As to the SCOTUS as stated before, without an actual law in front of us to look at how FDR may have gained dictator powers, there is no point outside of speculation as to it being legal.
Again, you're failing to understand the point being made. Let me use the NRA again as an example.
That legislation passed in June of '33, the regulations it authorized were drawn up by late '33, saw enforcement by early '34, and were first legal challenges appeared at that time. As the first cases worked their way up through the appeals process, many other cases were being brought and some moved even faster than the others. The many active cases produced a legal limbo and sections of the NRA never were actually enforced to any great deal.
The many cases produced "victories" and "defeats" for the Act but, because each case was judged on it's own merits, none had yet touched upon the overall constitutionality of the Act itself. The DOJ actually sought out cases looking for one that would do so and, in April of '34, found one involving kosher poultry of all things.
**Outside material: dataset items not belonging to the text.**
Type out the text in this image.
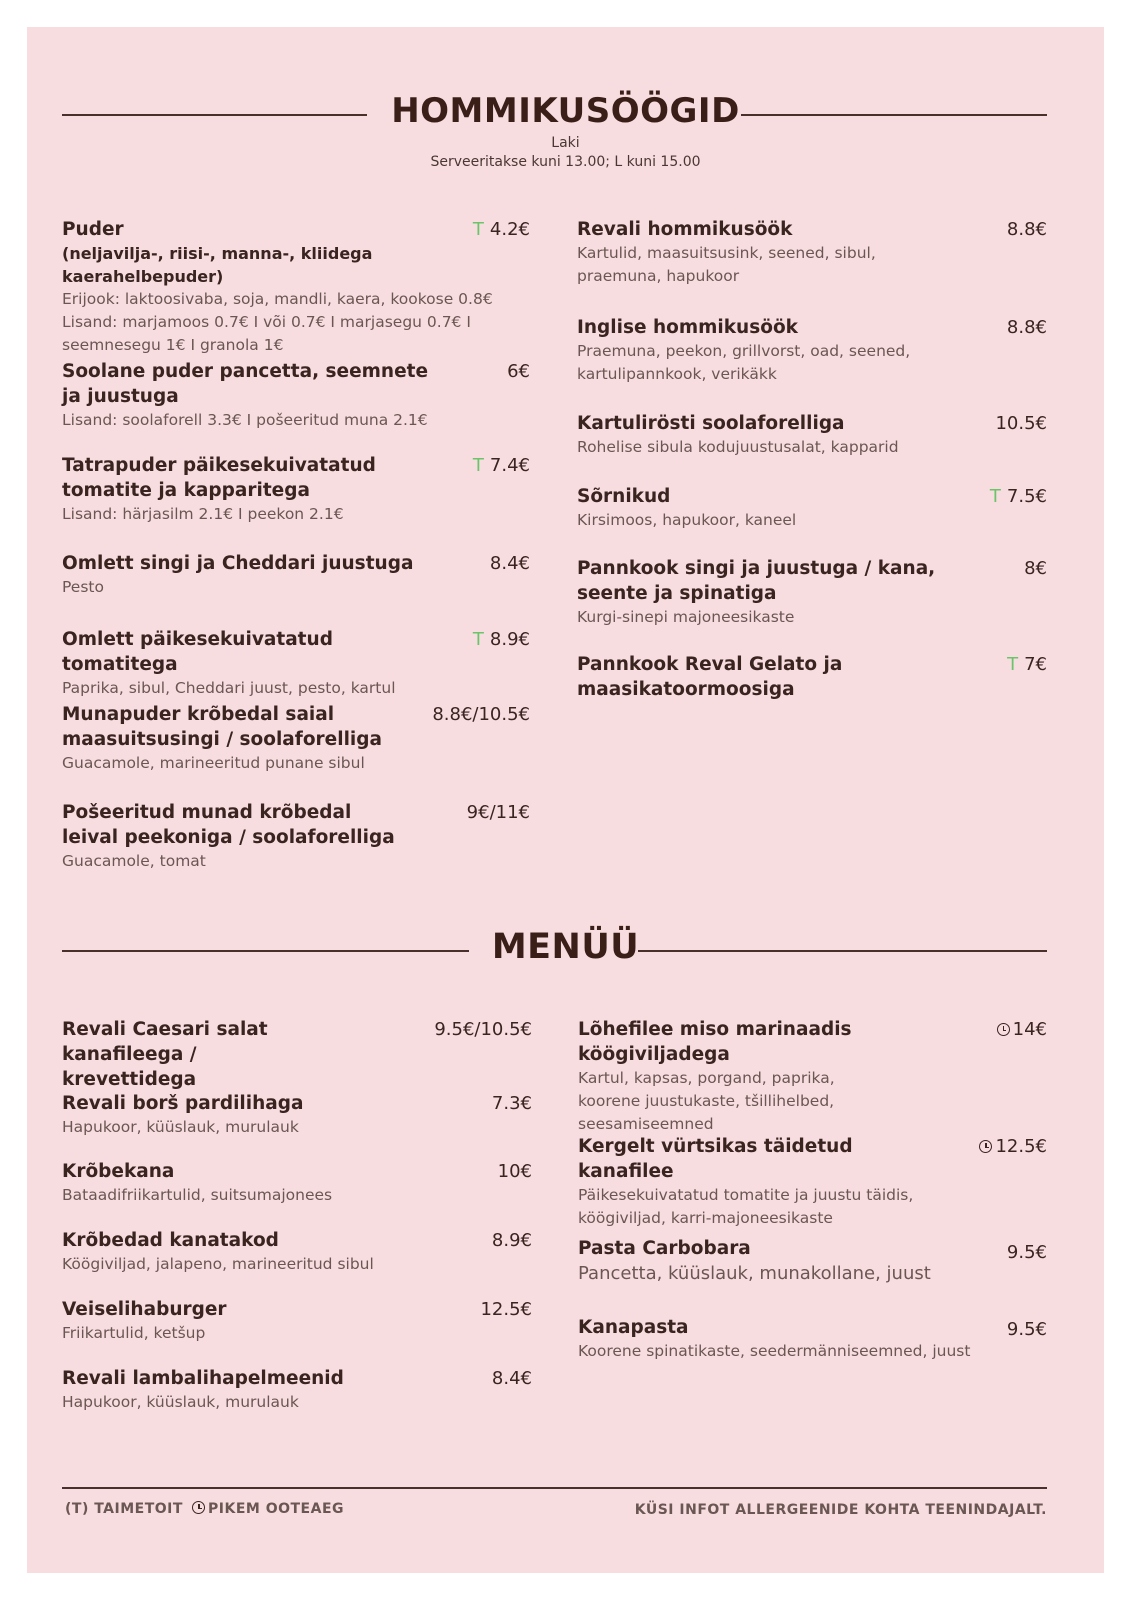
HOMMIKUSÖÖGID
Laki
Serveeritakse kuni 13.00; L kuni 15.00
Puder	T 4.2€
(neljavilja-, riisi-, manna-, kliidega kaerahelbepuder)
Erijook: laktoosivaba, soja, mandli, kaera, kookose 0.8€
Lisand: marjamoos 0.7€ I või 0.7€ I marjasegu 0.7€ I
seemnesegu 1€ I granola 1€
Soolane puder pancetta, seemnete ja juustuga
6€
Lisand: soolaforell 3.3€ I pošeeritud muna 2.1€
Tatrapuder päikesekuivatatud tomatite ja kapparitega
T 7.4€
Lisand: härjasilm 2.1€ I peekon 2.1€
Omlett singi ja Cheddari juustuga	8.4€
Pesto
Omlett päikesekuivatatud tomatitega
T 8.9€
Paprika, sibul, Cheddari juust, pesto, kartul
Munapuder krõbedal saial maasuitsusingi / soolaforelliga
8.8€/10.5€
Guacamole, marineeritud punane sibul
Pošeeritud munad krõbedal leival peekoniga / soolaforelliga
9€/11€
Guacamole, tomat
Revali hommikusöök	8.8€
Kartulid, maasuitsusink, seened, sibul,
praemuna, hapukoor
Inglise hommikusöök	8.8€
Praemuna, peekon, grillvorst, oad, seened,
kartulipannkook, verikäkk
Kartulirösti soolaforelliga	10.5€
Rohelise sibula kodujuustusalat, kapparid
Sõrnikud	T 7.5€
Kirsimoos, hapukoor, kaneel
Pannkook singi ja juustuga / kana, seente ja spinatiga
8€
Kurgi-sinepi majoneesikaste
Pannkook Reval Gelato ja maasikatoormoosiga
T 7€
MENÜÜ
Revali Caesari salat kanafileega / krevettidega
9.5€/10.5€
Revali borš pardilihaga	7.3€
Hapukoor, küüslauk, murulauk
Krõbekana	10€
Bataadifriikartulid, suitsumajonees
Krõbedad kanatakod	8.9€
Köögiviljad, jalapeno, marineeritud sibul
Veiselihaburger	12.5€
Friikartulid, ketšup
Revali lambalihapelmeenid	8.4€
Hapukoor, küüslauk, murulauk
Lõhefilee miso marinaadis köögiviljadega
14€
Kartul, kapsas, porgand, paprika,
koorene juustukaste, tšillihelbed,
seesamiseemned
Kergelt vürtsikas täidetud kanafilee
12.5€
Päikesekuivatatud tomatite ja juustu täidis,
köögiviljad, karri-majoneesikaste
Pasta Carbobara	9.5€
Pancetta, küüslauk, munakollane, juust
Kanapasta	9.5€
Koorene spinatikaste, seedermänniseemned, juust
(T) TAIMETOIT	PIKEM OOTEAEG	KÜSI INFOT ALLERGEENIDE KOHTA TEENINDAJALT.
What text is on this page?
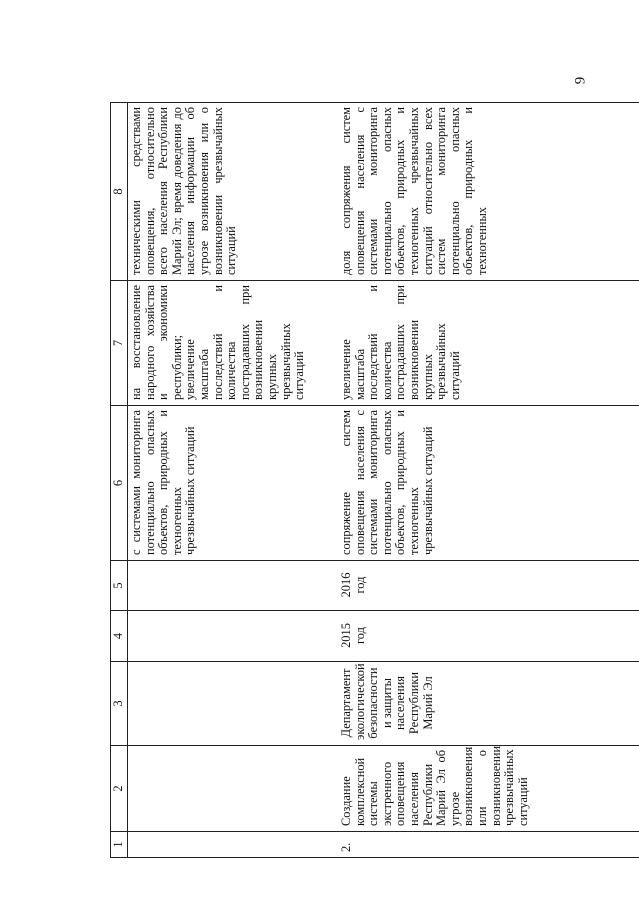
9
1	2	3	4	5	6	7	8
					с системами мониторинга потенциально опасных объектов, природных и техногенных чрезвычайных ситуаций	на восстановление народного хозяйства и экономики республики; увеличение масштаба последствий и количества пострадавших при возникновении крупных чрезвычайных ситуаций	техническими средствами оповещения, относительно всего населения Республики Марий Эл; время доведения до населения информации об угрозе возникновения или о возникновении чрезвычайных ситуаций
2.	Создание комплексной системы экстренного оповещения населения Республики Марий Эл об угрозе возникновения или о возникновении чрезвычайных ситуаций	Департамент экологической безопасности и защиты населения Республики Марий Эл	2015 год	2016 год	сопряжение систем оповещения населения с системами мониторинга потенциально опасных объектов, природных и техногенных чрезвычайных ситуаций	увеличение масштаба последствий и количества пострадавших при возникновении крупных чрезвычайных ситуаций	доля сопряжения систем оповещения населения с системами мониторинга потенциально опасных объектов, природных и техногенных чрезвычайных ситуаций относительно всех систем мониторинга потенциально опасных объектов, природных и техногенных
That was the case which overturned the Act in 1935 a few weeks before it was due to expire anyway. The Act was so disliked
at the time that Congress, far from being the mindless rubber stamp you assume it to be during this period, wasn't even contemplating renewing the Act despite heavy pressure from the Administration.
Waving off the eventual SCOTUS decision on the Act, ignores the many other legal rulings which had already delayed or set aside large portions of the Act's regulatory powers. Thanks to legal challenges which began immediately once the Act took effect, the NRA was never fully implemented in the manner FDR and his administration felt was necessary.
The Act is not the model of emergency dictatorial powers you believe it to be and the "delay" in the SCOTUS ruling on the Act as a whole does not mean the Act was in full force during it's brief existence.
You're going to have to find some way else to convince us. The immediate and successful challenges to his administration's policies means that FDR's support was no where near as solid or broad as you'd like to assume. And, with nearly 40% of the electorate voting for the incumbent who had almost passively presided over the onset of the Great Depression, the people of the time did view the crisis to be as deep or morale sapping as you'd like to assume.